Hedras sarebbe stato colpito dalla calma con cui sia lui che Reften gestirono la situazione, se non fosse stato completamente distratto dalla creatura gigantesca che si stava avvicinando in perfetto silenzio al piccolo accampamento improvvisato. Osservandolo bene notava che non somigliava affatto ad un drago, ma nemmeno a qualunque altro essere a lui noto. Il corpo, lungo più di venti metri, era allungato e ne uscivano centinaia di spuntoni lunghi e sottili come lame, oltre a una ventina di zampe spesse come rami portanti. La testa era allungata quanto il corpo, e si protendeva in una bocca da cui uscivano migliaia di denti sottilissimi e fitti come fili d'erba, che rilucevano al cupo bagliore di due occhi enormi, bluastri e senza pupilla. Si avvicinava a velocità sorprendente sulle numerose zampe, senza emettere il minimo rumore che potesse tradirlo. Quando tutti i soldati l'ebbero visto era ormai su di loro.

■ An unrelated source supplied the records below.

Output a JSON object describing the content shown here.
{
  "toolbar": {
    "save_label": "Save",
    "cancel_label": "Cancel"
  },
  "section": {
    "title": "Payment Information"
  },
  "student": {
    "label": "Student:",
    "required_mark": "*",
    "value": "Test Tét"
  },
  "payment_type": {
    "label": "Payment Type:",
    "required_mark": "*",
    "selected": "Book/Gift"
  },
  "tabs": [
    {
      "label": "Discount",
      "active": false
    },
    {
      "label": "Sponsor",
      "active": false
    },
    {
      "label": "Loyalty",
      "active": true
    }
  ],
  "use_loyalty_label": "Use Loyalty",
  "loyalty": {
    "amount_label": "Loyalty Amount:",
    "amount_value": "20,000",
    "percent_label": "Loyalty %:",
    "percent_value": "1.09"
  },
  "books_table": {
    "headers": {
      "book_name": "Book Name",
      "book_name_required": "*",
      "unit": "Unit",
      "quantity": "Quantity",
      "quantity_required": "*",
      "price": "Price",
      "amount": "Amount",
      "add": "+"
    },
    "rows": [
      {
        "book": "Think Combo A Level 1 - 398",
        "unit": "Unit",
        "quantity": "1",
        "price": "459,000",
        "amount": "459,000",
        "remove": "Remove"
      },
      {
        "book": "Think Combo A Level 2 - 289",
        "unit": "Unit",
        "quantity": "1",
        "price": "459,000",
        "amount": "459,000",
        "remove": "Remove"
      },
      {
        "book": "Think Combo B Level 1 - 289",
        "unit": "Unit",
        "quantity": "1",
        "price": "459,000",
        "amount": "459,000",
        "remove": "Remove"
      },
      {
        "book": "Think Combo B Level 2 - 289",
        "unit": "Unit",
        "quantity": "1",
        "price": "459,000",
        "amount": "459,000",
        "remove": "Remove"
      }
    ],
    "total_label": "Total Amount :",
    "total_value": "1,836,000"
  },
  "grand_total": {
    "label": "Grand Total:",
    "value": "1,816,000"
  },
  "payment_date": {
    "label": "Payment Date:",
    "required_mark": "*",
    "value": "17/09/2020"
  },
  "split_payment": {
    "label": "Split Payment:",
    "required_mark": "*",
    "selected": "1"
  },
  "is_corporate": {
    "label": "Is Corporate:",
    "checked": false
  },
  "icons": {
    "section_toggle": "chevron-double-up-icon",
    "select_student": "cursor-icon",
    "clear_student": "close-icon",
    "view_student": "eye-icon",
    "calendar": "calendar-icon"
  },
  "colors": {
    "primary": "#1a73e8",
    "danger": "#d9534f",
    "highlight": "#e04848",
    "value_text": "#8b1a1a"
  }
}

-VIA!- gridò Reften, prima che un vento di bufera erompesse dalla bocca del mostro. Quelli che non fecero in tempo a scansarsi vennero travolti in pieno e rimasero congelati davanti alla creatura.

Rapidamente i soldati accerchiarono il Gaurinder e colpirono le sue zampe, ma l'essere sembrava non curarsene. Agitò il corpo flessuoso colpendo diversi uomini, che rimasero impalati sugli aculei che sbucavano dalla pelle squamosa.

Reften scagliò un globo di luce che colpì il mostro sulla fronte, dando ai superstiti la possibilità di attaccare all'unisono.

Hedras evitò per un soffio gli aculei mentre l'essere si agitava, accecato, senza emettere suoni, poi affondò la spada nel corpo serpentino, senza riuscire ad affondarla più di pochi pollici.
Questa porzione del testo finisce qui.